Compagnia Nuove Indye. CD, 2000

di alessandro nobis

Ti giri un attimo e passano venti anni, venti anni come quelli trascorsi dall’esordio discografico di questo splendido progetto ideato e realizzato da Rachele Colombo (canto, chitarra, percussioni, elettronica) e da Corrado Corradi (bandonina, concertina, canto, percussioni), ai più conosciuti per avere fatto parte di un altro progetto importante per il folk revival italiano, quello dei Calicanto. Venti anni e non sentirli, altro luogo comune, perché la musica che esce da “Archedora” è ancora freschissima ed attuale, ricca di spunti e di riferimenti, una simbiosi tra le atmosfere ed i profumi popolari, la fertile vena compositiva ed il gusto nello scegliere le giuste timbriche, acustiche o moderatamente elettriche che siano. La tradizione musicale veneta si è irrimediabilmente frantumata e persa, sono rimasti brandelli sparsi qua e là, e la proposta di Archedora non era (e spero personalmente lo sarà ancora) quella di “costruire il mancante” ma piuttosto quella di collegare i frammenti con un nuovo tessuto componendo nuove musiche, nuovi testi e costruendo un mondo musicale nuovo e convincente. Qui non troverete quindi i canti narrativi o i temi a danza, ma ballate acustiche, filastrocche, neo-villotte proposte con la variante veneta padovana, così diversa da quelle di montagna e dell’ovest veneto.
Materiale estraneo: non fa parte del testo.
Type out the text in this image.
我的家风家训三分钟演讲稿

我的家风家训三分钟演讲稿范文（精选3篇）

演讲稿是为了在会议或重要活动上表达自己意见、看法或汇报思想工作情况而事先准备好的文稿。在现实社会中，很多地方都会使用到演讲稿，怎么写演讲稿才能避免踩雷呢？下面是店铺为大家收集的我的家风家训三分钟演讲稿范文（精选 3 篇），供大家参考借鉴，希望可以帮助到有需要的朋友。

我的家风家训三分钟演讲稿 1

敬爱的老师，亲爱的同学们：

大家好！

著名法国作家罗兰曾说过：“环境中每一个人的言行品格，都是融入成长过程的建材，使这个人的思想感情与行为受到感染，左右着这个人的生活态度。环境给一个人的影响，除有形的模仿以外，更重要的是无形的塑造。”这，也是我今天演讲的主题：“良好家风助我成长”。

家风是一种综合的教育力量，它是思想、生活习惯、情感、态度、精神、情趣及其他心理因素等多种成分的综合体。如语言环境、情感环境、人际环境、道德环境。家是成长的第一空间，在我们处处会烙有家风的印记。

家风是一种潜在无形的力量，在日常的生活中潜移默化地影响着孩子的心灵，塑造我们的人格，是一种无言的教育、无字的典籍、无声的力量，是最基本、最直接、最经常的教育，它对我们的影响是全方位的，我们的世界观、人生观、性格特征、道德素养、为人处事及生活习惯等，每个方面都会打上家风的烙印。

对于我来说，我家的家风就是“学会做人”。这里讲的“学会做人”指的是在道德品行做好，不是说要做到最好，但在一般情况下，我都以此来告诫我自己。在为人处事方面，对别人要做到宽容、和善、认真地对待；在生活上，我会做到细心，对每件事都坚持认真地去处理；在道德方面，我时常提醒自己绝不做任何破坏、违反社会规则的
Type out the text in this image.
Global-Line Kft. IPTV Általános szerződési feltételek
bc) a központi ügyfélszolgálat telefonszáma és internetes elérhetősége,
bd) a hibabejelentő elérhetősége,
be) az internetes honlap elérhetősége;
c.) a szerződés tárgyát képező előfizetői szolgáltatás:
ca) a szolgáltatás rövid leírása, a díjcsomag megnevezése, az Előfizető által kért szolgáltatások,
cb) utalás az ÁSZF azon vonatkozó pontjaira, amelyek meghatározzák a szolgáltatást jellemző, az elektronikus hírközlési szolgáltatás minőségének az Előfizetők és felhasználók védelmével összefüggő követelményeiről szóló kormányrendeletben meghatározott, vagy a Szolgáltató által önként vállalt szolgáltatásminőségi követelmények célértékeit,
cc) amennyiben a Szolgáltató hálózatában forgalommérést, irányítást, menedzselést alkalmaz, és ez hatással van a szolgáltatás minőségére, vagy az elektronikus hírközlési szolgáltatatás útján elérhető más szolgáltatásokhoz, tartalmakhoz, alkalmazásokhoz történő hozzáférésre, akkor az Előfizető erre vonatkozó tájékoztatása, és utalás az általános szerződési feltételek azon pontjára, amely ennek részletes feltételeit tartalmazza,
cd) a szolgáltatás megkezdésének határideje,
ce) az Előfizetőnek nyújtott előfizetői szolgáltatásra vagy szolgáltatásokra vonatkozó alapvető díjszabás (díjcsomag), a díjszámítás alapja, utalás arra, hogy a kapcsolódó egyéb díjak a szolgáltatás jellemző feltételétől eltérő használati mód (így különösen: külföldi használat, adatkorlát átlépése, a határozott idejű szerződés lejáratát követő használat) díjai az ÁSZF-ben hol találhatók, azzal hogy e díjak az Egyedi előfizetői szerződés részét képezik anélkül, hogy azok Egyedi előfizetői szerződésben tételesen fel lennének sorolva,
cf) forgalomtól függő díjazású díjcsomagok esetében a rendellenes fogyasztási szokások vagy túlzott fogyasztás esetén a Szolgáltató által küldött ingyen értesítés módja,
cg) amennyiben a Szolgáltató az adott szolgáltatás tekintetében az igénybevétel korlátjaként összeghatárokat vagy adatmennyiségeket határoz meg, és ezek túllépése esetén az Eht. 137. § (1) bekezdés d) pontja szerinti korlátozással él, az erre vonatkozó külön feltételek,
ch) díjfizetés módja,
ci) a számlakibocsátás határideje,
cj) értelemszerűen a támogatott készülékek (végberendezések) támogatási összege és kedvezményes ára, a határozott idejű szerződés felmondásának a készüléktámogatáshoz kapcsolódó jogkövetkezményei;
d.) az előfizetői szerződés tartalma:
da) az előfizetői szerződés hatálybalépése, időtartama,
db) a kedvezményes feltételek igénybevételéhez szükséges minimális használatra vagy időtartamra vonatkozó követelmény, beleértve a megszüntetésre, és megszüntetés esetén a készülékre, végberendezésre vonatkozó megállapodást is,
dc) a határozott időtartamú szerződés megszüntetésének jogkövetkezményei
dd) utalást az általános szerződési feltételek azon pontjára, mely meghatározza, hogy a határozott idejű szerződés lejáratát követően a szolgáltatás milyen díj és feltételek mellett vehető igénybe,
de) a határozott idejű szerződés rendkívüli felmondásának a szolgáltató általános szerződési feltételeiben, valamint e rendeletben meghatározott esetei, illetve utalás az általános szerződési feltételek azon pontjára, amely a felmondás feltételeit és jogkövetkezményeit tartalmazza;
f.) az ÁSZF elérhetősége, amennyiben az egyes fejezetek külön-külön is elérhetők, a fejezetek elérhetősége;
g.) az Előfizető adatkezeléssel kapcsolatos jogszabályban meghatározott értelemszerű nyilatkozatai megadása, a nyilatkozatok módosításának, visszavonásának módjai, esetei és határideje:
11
I brani più emblematici di Archedora sono a mio avviso “’E’ Nuvoe”,  splendida ballata di Rachele Colombo che può essere letta anche come una metafora dove le “nuvole” sono un ironico inno all’autoreferenzialità delle persone che ti guardano, ti osservano e ti giudicano (“Le camina sensa gambe / le te varda sensa oci”, “tanti viaj le ga fato / tuto il mondo le ga visto”, “Le nuvole san tuto”), “Ridi Bepi” (sempre di Rachele Colombo) parla di emigrazione forzata dalle proprie radici contadine (“Disi Bepi prima de partire tempo ghe ne vansa”), la filastrocca “Quatro Gati” con un bel solo di chitarra acustica e tra gli strumentali “Vacanse” di Corrado Corradi con un bel intreccio tra bandonina e violoncello (Giulia D’Elia”) ed un brillante solo di pianoforte (Matteo Buzzanca).

Un lavoro complesso, molto omogeneo dal punto di vista musicale, vi si respira a pieni polmoni grande pacatezza, emergono la profonda empatia tra i musicisti ed una passione sconfinata per la musica oltre al rispetto per le radici culturali che qui, come già detto, trovano nuova vita. “Archedora” e “Descalso”, il secondo capitolo della collaborazione tra Rachele Colombo e Corrado Corradi, sono presenti sulle principali piattaforme digitali e su Spotify, visto che le edizioni in CD sono esaurite da tempo.